Have a proper handover process and training to ensure the model builder adequately explains how the model works and what will be changing now that the model is being converted to an operational financial model. In addition, it should be clear what key ratios and outputs equity and debt providers expect to see on an ongoing basis.
Ensure that ratios and covenants are clearly displayed as the bank will be particularly interested in monitoring these.
Ensure that the cashflow waterfall is still functional in the operational financial model- this will be key to ensure that ratios are correctly calculated, and the bank can assess cash flows.
Build in an operational dashboard that will be useful for management reporting. This dashboard will also show when key events can or should occur.
Operational Financial Model Audit
Audit the operational model to give management and the bank’s confidence in the model. While this might seem like overkill, I personally think that auditing a model that will probably (despite everyone’s assumptions) survive the length of the project – be it 17 – 25 years, is extremely worthwhile and an easy decision to make.

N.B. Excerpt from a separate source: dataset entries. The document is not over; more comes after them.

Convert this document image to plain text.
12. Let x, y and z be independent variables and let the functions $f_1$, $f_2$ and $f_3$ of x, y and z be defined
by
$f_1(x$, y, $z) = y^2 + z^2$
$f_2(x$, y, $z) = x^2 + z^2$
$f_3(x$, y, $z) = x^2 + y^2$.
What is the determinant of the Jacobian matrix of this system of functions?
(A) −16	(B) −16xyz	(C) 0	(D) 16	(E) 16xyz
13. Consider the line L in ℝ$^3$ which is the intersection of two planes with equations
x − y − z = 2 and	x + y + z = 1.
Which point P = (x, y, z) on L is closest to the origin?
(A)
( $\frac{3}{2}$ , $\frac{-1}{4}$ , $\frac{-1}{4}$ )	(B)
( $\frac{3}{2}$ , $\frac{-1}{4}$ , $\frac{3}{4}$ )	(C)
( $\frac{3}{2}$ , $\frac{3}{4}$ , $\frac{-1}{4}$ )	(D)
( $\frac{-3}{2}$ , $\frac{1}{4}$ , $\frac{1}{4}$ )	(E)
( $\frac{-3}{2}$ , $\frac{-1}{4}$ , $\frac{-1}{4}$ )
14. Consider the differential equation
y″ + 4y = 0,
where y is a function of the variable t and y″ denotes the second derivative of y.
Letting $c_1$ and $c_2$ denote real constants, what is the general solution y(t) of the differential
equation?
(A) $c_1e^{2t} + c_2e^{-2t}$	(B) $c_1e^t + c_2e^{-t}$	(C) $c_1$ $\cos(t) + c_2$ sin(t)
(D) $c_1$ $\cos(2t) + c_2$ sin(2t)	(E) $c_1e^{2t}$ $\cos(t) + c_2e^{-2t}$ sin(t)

Making the operational financial Model Decision-Useful
Obviously, this is not a comprehensive list. Operationalising a financial close model should take into account all of the intricacies of the specific transaction. That said, following the above list will help to move from a model built for Financial Close, to one that can be used to monitor a project and be decision-useful.
Ultimately – every financial model should be decision-useful, i.e. it should be a tool used for decision making of both an operational and strategic nature. A Financial Close Model that has successfully been transitioned into an Operational Model will be both operationally useful for management report, and strategically important for key project decision making.
Good luck, and happy financial modelling!